Parts of Mississippi along the Mississippi River could see the deer season shortened — or at least interrupted — later this week if the Big Muddy keeps rising as quickly as forecast, the Missississippi Department of Wildlife, Fisheries and Parks announced today.

Under Mississippi’s Administrative Code Part 4, Rule 1.5, no person shall take, catch or kill, or attempt to take, catch or kill any wild bird or wild animal except waterfowl within specific areas along the Mississippi River during times of flooding, the agency said.
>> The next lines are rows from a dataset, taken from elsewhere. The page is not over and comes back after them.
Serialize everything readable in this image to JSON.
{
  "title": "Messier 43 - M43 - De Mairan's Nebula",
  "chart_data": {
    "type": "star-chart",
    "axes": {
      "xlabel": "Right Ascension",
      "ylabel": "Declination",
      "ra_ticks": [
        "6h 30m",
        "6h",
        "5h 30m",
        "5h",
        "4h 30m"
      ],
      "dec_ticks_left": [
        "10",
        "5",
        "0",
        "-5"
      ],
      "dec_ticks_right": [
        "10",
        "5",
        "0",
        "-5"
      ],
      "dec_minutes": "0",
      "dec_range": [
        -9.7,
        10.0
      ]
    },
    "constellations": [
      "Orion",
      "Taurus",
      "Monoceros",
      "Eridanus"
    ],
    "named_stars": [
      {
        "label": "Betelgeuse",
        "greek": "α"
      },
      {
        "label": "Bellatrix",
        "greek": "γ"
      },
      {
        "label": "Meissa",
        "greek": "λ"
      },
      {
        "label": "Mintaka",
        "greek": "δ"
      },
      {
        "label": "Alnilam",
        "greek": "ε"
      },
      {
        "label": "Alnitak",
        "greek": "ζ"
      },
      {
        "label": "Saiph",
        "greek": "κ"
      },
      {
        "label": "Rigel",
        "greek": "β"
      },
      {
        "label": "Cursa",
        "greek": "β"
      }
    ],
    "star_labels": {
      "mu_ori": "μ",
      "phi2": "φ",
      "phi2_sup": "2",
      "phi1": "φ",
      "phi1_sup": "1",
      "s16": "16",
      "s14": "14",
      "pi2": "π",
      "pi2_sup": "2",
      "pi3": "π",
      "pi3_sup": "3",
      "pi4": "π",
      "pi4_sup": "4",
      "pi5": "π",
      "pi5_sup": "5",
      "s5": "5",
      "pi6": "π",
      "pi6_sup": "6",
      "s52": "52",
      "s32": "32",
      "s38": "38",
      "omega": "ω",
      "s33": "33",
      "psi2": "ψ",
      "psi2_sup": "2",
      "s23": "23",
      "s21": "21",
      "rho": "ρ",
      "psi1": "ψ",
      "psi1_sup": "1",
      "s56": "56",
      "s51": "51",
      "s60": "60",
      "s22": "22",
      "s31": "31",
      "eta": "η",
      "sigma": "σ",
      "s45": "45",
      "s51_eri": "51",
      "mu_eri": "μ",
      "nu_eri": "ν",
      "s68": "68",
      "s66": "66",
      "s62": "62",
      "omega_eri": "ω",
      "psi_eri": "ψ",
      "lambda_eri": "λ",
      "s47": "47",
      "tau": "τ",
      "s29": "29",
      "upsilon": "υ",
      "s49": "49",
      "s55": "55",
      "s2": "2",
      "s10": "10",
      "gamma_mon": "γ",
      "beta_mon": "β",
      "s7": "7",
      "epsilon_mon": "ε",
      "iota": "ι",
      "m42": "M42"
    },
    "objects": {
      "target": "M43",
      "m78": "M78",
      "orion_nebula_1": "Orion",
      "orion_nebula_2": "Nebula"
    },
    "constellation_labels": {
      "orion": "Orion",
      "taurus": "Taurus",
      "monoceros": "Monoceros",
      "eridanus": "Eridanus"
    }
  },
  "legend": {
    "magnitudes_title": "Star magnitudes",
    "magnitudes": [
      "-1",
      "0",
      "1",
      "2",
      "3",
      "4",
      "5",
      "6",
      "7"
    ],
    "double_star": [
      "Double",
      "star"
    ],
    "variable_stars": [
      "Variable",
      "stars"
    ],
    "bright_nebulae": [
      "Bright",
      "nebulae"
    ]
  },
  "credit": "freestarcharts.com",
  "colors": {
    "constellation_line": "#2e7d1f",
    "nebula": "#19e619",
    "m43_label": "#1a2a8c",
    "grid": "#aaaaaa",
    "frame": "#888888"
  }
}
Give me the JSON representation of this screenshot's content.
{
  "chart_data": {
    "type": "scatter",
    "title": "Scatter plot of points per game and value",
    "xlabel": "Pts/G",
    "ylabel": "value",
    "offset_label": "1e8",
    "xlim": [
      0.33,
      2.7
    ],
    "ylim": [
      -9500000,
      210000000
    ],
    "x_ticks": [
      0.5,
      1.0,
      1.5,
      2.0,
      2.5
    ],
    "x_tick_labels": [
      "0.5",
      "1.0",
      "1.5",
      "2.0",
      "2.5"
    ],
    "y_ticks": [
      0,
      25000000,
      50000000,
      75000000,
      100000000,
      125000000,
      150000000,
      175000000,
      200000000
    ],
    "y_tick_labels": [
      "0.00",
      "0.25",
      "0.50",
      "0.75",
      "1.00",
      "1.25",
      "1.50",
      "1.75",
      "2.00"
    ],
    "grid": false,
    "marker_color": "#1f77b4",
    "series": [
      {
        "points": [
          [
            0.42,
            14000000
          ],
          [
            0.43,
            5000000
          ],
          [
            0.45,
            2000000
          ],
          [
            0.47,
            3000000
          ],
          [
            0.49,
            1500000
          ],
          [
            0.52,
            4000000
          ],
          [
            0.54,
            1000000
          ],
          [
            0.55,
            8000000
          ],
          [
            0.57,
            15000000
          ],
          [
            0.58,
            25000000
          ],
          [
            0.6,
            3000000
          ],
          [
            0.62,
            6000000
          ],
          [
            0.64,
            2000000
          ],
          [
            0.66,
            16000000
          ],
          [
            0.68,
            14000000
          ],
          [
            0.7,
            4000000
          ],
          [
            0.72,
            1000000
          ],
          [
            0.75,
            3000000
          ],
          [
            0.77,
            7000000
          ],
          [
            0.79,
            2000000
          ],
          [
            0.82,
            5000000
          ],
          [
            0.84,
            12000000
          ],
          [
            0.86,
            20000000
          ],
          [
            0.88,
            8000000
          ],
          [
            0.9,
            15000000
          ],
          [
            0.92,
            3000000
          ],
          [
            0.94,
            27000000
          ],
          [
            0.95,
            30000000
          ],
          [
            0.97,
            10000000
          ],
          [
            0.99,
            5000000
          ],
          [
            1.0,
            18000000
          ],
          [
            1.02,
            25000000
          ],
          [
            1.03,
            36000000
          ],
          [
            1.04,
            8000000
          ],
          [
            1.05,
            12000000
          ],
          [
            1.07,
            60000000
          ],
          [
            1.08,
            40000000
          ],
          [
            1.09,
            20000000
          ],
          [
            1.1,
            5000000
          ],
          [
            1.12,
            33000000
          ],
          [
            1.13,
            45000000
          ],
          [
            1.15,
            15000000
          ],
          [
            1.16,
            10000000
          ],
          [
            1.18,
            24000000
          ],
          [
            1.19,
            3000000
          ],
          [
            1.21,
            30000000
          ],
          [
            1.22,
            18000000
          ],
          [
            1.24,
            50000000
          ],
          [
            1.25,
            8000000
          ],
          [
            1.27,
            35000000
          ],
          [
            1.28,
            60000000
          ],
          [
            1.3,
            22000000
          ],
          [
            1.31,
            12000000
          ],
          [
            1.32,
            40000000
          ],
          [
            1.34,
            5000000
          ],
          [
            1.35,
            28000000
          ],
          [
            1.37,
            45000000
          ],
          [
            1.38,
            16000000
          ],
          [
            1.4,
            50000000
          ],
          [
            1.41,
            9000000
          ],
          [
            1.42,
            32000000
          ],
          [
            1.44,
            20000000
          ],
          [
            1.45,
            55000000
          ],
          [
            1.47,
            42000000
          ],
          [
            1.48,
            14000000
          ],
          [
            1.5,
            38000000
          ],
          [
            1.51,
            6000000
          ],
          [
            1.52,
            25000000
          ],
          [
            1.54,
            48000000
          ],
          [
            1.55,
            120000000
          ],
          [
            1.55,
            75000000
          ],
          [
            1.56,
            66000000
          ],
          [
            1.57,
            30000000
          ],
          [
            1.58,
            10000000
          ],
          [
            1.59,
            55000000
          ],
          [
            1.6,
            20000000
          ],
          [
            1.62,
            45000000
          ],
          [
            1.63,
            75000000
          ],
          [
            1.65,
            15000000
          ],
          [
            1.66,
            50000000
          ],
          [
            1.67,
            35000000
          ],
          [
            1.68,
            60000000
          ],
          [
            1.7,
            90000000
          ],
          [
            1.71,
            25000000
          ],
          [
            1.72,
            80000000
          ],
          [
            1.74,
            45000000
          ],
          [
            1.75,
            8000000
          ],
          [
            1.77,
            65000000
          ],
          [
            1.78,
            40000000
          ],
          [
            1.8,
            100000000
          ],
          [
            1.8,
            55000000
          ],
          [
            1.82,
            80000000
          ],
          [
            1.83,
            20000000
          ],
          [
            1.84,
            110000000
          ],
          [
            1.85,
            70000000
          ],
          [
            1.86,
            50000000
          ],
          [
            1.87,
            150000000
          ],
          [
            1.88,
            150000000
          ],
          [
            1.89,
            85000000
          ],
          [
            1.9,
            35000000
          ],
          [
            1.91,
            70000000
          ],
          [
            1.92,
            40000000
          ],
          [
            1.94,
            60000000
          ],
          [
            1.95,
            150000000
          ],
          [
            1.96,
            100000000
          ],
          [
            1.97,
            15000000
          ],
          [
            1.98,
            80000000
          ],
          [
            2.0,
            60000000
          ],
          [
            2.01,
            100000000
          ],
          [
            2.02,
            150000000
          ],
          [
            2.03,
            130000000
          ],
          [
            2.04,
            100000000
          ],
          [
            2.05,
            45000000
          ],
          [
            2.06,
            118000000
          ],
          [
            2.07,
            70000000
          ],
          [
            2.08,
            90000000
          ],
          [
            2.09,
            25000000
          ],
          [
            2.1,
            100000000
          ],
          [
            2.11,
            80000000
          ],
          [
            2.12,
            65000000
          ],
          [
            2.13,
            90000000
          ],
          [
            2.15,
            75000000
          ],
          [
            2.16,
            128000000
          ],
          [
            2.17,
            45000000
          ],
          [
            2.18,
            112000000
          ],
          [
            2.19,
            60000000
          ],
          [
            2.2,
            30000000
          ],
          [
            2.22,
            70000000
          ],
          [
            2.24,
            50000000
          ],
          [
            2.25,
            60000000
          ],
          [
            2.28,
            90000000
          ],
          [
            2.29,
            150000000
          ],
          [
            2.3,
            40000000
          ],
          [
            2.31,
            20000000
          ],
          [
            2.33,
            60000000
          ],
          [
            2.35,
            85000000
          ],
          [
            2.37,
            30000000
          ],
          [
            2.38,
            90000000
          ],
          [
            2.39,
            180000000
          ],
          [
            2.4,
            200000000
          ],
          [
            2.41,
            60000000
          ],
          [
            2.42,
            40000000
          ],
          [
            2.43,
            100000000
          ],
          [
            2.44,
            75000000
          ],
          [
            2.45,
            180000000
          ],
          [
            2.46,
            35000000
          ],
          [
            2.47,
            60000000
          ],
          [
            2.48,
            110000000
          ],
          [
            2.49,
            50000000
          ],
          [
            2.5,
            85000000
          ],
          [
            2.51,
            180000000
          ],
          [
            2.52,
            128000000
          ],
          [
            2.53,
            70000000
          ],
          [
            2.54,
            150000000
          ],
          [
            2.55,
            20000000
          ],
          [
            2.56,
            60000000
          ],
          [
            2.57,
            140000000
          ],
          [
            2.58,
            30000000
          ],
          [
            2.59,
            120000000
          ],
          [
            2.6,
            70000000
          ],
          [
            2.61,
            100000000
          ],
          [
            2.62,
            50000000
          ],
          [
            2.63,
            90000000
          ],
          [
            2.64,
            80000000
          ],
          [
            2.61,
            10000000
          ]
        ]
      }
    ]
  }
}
The rule includes automatic closures of certain areas based on nearby river gauges. Specific gauges, river stages when closures are enacted and areas closed at those levels are as follows (all river stage information provided by the National Weather Service’s riverwatch.noaa.gove website):

• Memphis, Tenn., gauge at 34 feet — Areas closed will be those parts of Desoto, Tunica and Coahoma counties west of U.S. Highway 61 and North of U.S. Highway 49.

Monday’s level was 25.1 feet and is forecast to reach 34 feet by Jan. 1, with a crest of 43.5 on Jan. 9.

 Helena, Ark., gauge at 41 feet — Areas closed will be Coahoma, Bolivar and Washington counties south of U.S. Highway 49, west of U.S. Highway 61 to the intersection of Highway 61 and Mississippi Highway 444, west of Mississippi Highway 1, and North of Highway 82. Monday’s level was 32.8 feet and is forecast to reach 41 feet by Jan. 2, with a crest of 52.5 on Jan. 11.

Greenville gauge at 48 feet — Areas closed are Washington and Issaquena Counties south of U.S. Highway 82, west of Mississippi Highway 1 and north of Mississippi Highway 14. Monday’s level was 42.4 feet and is forecast to reach 48 feet on Jan. 2, with a crest of 60 feet on Jan. 14.

Vicksburg gauge at 43 feet — Areas closed will be Issaquena, Sharkey and Warren counties south of Mississippi Highway 14, west of U.S. Highway 61, and north of the Big Black River. Monday’s level was 36.6 feet and is forecast to reach 43 feet on Jan. 3, with a crest of 54 feet on Jan. 16.

Maps of the approximate closure boundaries are at the bottom of this story.

The agency also pointed out that, as waters rise, deer and other wildlife also might be displaced from their normal habitats. As these animals move onto adjacent lands, this will place additional pressure on food sources, according to the MDWFP release.

Supplemental feeding is not recommended in areas that will be inundated with floodwater, the agency said.

Private landowners adjacent to areas inundated with floodwaters may utilize supplemental feeding as permitted by law, rule or regulation, but the MDWFP pointed out that it is illegal to pour, pile or place any supplemental feed directly on the ground.

“The MDWFP will increase its law enforcement presence in the affected areas to promote public safety for residents affected by the rising waters and to enforce the wildlife laws that protect game animals affected by flooding,” the agency stated in its release.

The agency said it will continue to monitor the situation to determine whether or not any seasons need to be suspended or closed, and to provide information to the public to promote safety until conditions improve.